Mr. Dent credits his grandfather's farm, where he grew up, with providing the qualities needed in athletics.

"I was naturally strong from the farm," says Mr. Dent, who is 5 feet 8 and 225 pounds.

He has been employed by the Washington Metropolitan Area Transit Authority since 1989, and during the recent snowstorms worked long hours repairing and upgrading Metro engines and cars. He says he sometimes worked 16-hour days during five weeks without a day off.

"I got the work ethic down in the country," he says.

Mr. Dent lettered four years each in football, track, high hurdles and wrestling. He still holds several Thomas Stone High School records, although his career mark of more than 3,000 yards gained in football was broken a couple of years ago by Marcus Whalen, now playing for Brigham Young University in Provo, Utah.
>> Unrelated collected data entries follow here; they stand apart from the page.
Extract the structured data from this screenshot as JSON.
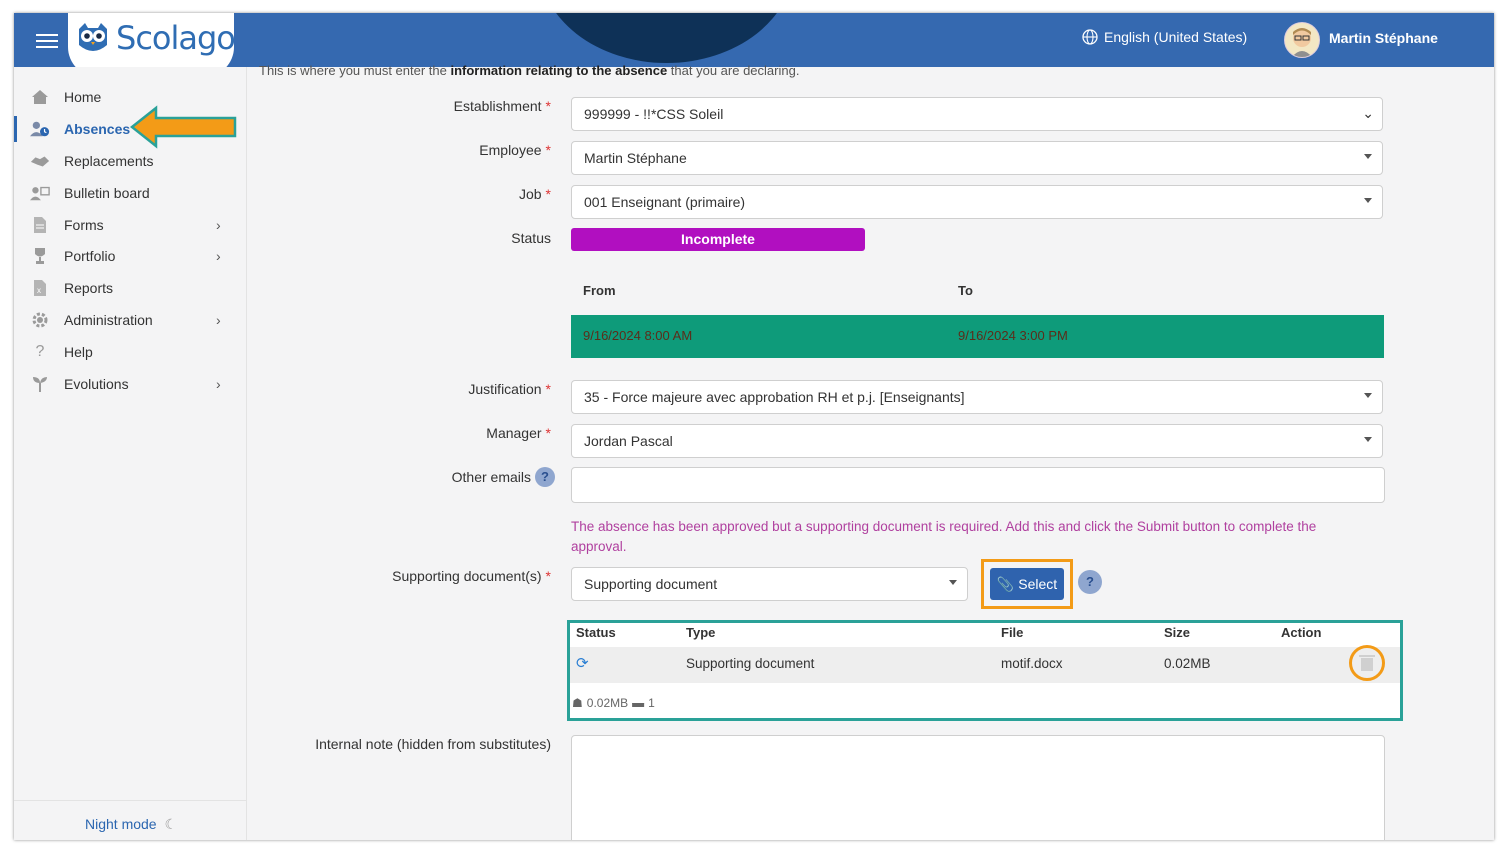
{
  "header": {
    "logo_text": "Scolago",
    "language": "English (United States)",
    "user_name": "Martin Stéphane"
  },
  "sidebar": {
    "items": [
      {
        "label": "Home",
        "icon": "home-icon"
      },
      {
        "label": "Absences",
        "icon": "person-clock-icon",
        "active": true
      },
      {
        "label": "Replacements",
        "icon": "handshake-icon"
      },
      {
        "label": "Bulletin board",
        "icon": "person-board-icon"
      },
      {
        "label": "Forms",
        "icon": "document-icon",
        "chevron": true
      },
      {
        "label": "Portfolio",
        "icon": "trophy-icon",
        "chevron": true
      },
      {
        "label": "Reports",
        "icon": "report-icon"
      },
      {
        "label": "Administration",
        "icon": "gear-icon",
        "chevron": true
      },
      {
        "label": "Help",
        "icon": "question-icon"
      },
      {
        "label": "Evolutions",
        "icon": "sprout-icon",
        "chevron": true
      }
    ],
    "night_mode": "Night mode"
  },
  "form": {
    "intro_before": "This is where you must enter the ",
    "intro_bold": "information relating to the absence",
    "intro_after": " that you are declaring.",
    "establishment_label": "Establishment",
    "establishment_value": "999999 - !!*CSS Soleil",
    "employee_label": "Employee",
    "employee_value": "Martin Stéphane",
    "job_label": "Job",
    "job_value": "001 Enseignant (primaire)",
    "status_label": "Status",
    "status_value": "Incomplete",
    "from_header": "From",
    "to_header": "To",
    "from_value": "9/16/2024 8:00 AM",
    "to_value": "9/16/2024 3:00 PM",
    "justification_label": "Justification",
    "justification_value": "35 - Force majeure avec approbation RH et p.j. [Enseignants]",
    "manager_label": "Manager",
    "manager_value": "Jordan Pascal",
    "other_emails_label": "Other emails",
    "warning": "The absence has been approved but a supporting document is required. Add this and click the Submit button to complete the approval.",
    "supporting_label": "Supporting document(s)",
    "supporting_value": "Supporting document",
    "select_button": "Select",
    "help_char": "?",
    "internal_note_label": "Internal note (hidden from substitutes)"
  },
  "documents": {
    "headers": {
      "status": "Status",
      "type": "Type",
      "file": "File",
      "size": "Size",
      "action": "Action"
    },
    "rows": [
      {
        "type": "Supporting document",
        "file": "motif.docx",
        "size": "0.02MB"
      }
    ],
    "total_size": "0.02MB",
    "file_count": "1"
  },
  "colors": {
    "topbar": "#3569b0",
    "status_incomplete": "#b10fc0",
    "date_row": "#0e9b7a",
    "highlight_orange": "#f39b17",
    "highlight_teal": "#2aa198"
  }
}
He was a running back on the Fort Eustis, Va., football team during his four years of service in the Army. Then he became a tugboat engineer with the Marines.

He met his future wife, Kimberly, in a French class at Thomas Stone in 1978, when he was a sophomore and she was a freshman. They began dating and were married in April 1985.

Mr. Dent says his older daughter, Breanna, 16, is more like Kimberly, who is a history teacher at Westlake High School. Mrs. Dent coaches the Westlake varsity cheerleaders, including Breanna; they are performing in a Maryland state contest this weekend.

Mrs. Dent is not very enthusiastic about another of her husband's avid interests racing hot rods. Driving his 1969 Camaro, he won the ESPN drag race in 2001.

Mrs. Dent prefers that her husband spend his time coaching, which sometimes keeps him away from home until 9 p.m.

"She knows where she can find me when I'm coaching," he says, but hot rod racing takes him out of town every other weekend or even for a week at a time.